Get Your Baby Screened
To request a hearing screening for your baby, talk to your pediatrician or call the University of New Mexico Hospital’s newborn hearing screening office at
No matter where your baby is born, screen him or her for hearing loss at University of New Mexico Hospital – the state’s only hospital where a designated in-house team of audiology technicians tests every newborn.
Why Screen for Hearing Loss?
Babies need to hear well to develop speech and language skills. When you identify hearing loss early, you can take advantage of innovations that help your child learn how to communicate effectively.
Your baby may receive an automated auditory brainstem response test, which places small, painless electrodes on his or her head to measure how the hearing nerve responds to soft clicking sounds. You’ll get results quickly. Sometimes, the audiology technician may recommend further testing to get a fuller picture of your baby’s hearing ability.
Risk Factors for Hearing Loss
Children may need a follow-up evaluation at age 1 if you’re concerned about a developmental delay or they have:
- Family history of childhood hearing loss.
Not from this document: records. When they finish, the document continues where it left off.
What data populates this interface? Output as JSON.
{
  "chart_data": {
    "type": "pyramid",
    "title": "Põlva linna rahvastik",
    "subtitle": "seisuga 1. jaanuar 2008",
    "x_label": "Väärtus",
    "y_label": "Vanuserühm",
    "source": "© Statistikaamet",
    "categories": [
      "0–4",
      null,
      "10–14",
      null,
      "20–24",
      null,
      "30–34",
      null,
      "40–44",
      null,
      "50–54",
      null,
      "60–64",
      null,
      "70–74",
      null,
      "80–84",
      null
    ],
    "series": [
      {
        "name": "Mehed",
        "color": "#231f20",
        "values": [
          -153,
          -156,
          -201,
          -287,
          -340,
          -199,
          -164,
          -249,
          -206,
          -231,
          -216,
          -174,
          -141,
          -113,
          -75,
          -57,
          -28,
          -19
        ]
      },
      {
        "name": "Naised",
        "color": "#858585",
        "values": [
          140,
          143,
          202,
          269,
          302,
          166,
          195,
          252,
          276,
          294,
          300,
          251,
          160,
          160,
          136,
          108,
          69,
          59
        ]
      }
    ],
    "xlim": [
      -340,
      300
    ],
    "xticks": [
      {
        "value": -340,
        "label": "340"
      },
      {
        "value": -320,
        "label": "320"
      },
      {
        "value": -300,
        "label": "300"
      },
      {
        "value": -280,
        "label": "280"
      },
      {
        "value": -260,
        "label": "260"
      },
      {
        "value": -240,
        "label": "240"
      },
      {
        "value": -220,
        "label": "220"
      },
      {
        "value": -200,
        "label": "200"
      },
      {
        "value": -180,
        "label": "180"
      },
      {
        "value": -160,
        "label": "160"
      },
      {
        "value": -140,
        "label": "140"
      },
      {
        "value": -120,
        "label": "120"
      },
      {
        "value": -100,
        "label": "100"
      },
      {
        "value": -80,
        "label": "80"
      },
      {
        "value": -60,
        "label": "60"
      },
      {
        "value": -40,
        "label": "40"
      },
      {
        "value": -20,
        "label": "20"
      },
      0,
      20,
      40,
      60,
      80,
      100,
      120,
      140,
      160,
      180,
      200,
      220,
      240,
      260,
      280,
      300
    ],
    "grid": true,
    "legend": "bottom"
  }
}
- Neonatal intensive care stay of more than five days.
- In-utero infections such as herpes, CMV, rubella or syphilis.
- Craniofacial abnormalities, especially those affecting the ear.
- Head trauma.
- Neurodegenerative disorders, such as Hunter syndrome.
While every child develops at his or her own pace, most babies demonstrate certain hearing and communication abilities at the following ages:
Birth to 3 Months
- Blinks, jumps or startles at loud sounds.
- Quiets or smiles when spoken to.
- Increases or decreases sucking in response to sound.
- Coos and gurgles.
4 to 6 Months
- Moves eyes toward the source of sounds.
- Starts babbling in a speech-like way.
- Notices when toys make noise.
7 Months to 1 Year
- Turns head in response to sounds.
- Understands words for common items.
- Responds to simple, spoken requests.